Metric | Suggested threshold | Description |
---|---|---|
Failed pods count | Dependent on cluster (some failed pods in a development environment might be expected). | Observe the number of pods in a failed state. Depending on the type of environment you are in and what else runs on your platform it might be normal to have a few failed pods. Configure the threshold accordingly. |
Containers running out of disk space | FS >75% for 5 minutes (Warn) FS >90% for 5 minutes (Critical) | As well as the underlying operating system disk filling the containers running on your platform, use disk, both ephemeral and persistent, and significant increases in this or running for high intervals with high usage may impact service. |
Container memory usage | >90% for 5 minutes (Warn) >95% for 5 minutes (Critical) | Containers consume memory from the underlying operating system. They are typically configured with requests and limits to prevent one container from consuming all the memory from the system. As workloads grow, the limits might be reached and need to be adjusted. If they aren’t set, you want to ensure that containers are not consuming too much node memory. |
Container CPU usage | >90% for 5 minutes (Warn) >95% for 5 minutes (Critical) | Container CPU works under the same basis as container memory previously described. |
Pods unschedulable | >0 for 7 minutes | If a pod can’t be scheduled, there might be issues on the cluster. You might not have enough nodes so there isn’t enough capacity. There might also be an issue with a specific type of node or a constraint not being met for the pod deployment, such as storage availability. Check these because it can be an early warning sign of an issue. |
Pods not ready | >0 for 10 minutes | Pods must be ready and available in a reasonable time frame. If they are taking significant time to become ready, this can be a sign that something is not running as expected. |
OOM Killed events | >0 for 15 minutes | If a pod consumes too much memory and surpasses its quotas and limits, or significantly impacts the node, an out of memory error can kill it. If this happens, review the application to see if the memory must be adjusted. Also, adjust quotas and limits accordingly. It also might be an underlying issue with the application. |
Pod evictions | >0 for 10 minutes | These occur when a node is resource starved. It might be Kubernetes rebalancing itself and scaling up nodes or shifting workload to another node that is not at capacity. However, it might be an indication that you must manually scale your cluster. |
Replicaset count | >0 pods missing from replicaset | Replicasets are a deployment type that specify a set number of pods that must be running. If the number of replica pods is less than the count according to the replicaset, something is likely wrong. |
ImagePullBackOff | >10 count for 5 minutes | All pods run an image that comes from a registry, either directly from an upstream Domino registry or from some form of proxied internal registry. If you are getting ImagePullBackOff failures this might indicate an issue with the network issue connecting to it, the registry, or an authentication problem to the registry. |
Observe and monitor the following for each node in your Kubernetes cluster.
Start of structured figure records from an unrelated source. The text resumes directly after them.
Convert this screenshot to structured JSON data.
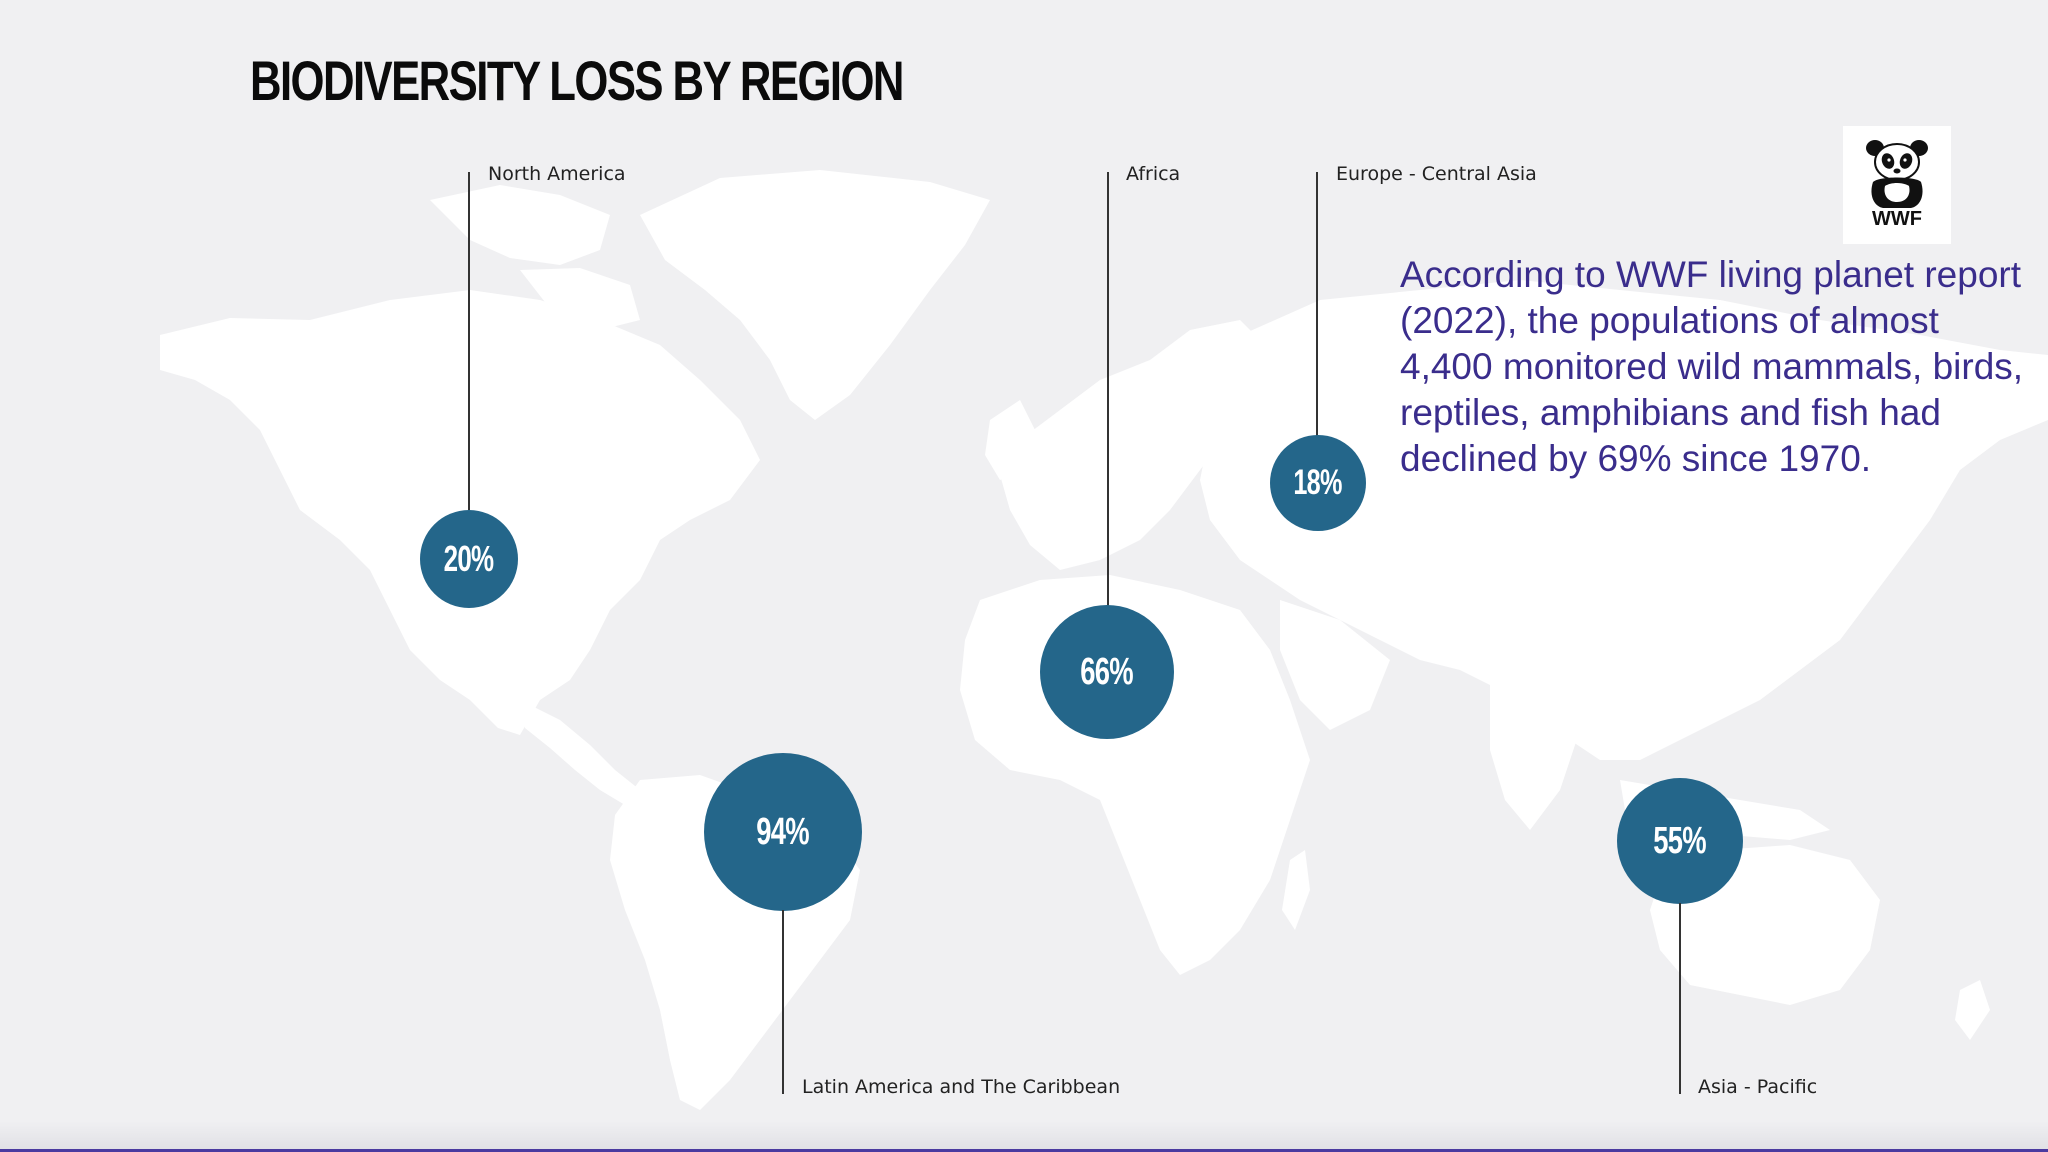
{
  "slide": {
    "title": "BIODIVERSITY LOSS BY REGION",
    "colors": {
      "background": "#f0f0f2",
      "map": "#ffffff",
      "bubble": "#24668a",
      "body_text": "#3a2d8c",
      "title": "#0b0b0b"
    }
  },
  "regions": [
    {
      "name": "North America",
      "value": "20%"
    },
    {
      "name": "Africa",
      "value": "66%"
    },
    {
      "name": "Europe - Central Asia",
      "value": "18%"
    },
    {
      "name": "Latin America and The Caribbean",
      "value": "94%"
    },
    {
      "name": "Asia - Pacific",
      "value": "55%"
    }
  ],
  "info": {
    "text": "According to WWF living planet report (2022), the populations of almost 4,400 monitored wild mammals, birds, reptiles, amphibians and fish had declined by 69% since 1970."
  },
  "logo": {
    "icon": "panda-icon",
    "text": "WWF"
  }
}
Metric | Suggested threshold | Description |
---|---|---|
Average CPU usage | >80% for 15 minutes | Average node CPU usage must not be significantly high for long periods of time |
Average memory usage | >90% for 15 minutes | Average node memory usage must not be significantly high for long periods of time |
Disk usage | FS >85% for 15 minutes | Local disk can be used for both the underlying operating system functionality as well as Kubernetes and the containers running on it. It might spike during high runs of containers and dip. This is normal behavior, but it should not be consistently high. |
Node not ready status | >0 for 30 minutes | If a node is in a not ready state, it cannot accept containers, so your Kubernetes platform will not be run at full capacity. |
Shared file system sizes | FS>75% (Warn) FS >90% (Critical) | Domino uses shared file systems for backing a number of its persistent volumes. These must be monitored and increased as workloads and volumes grow. |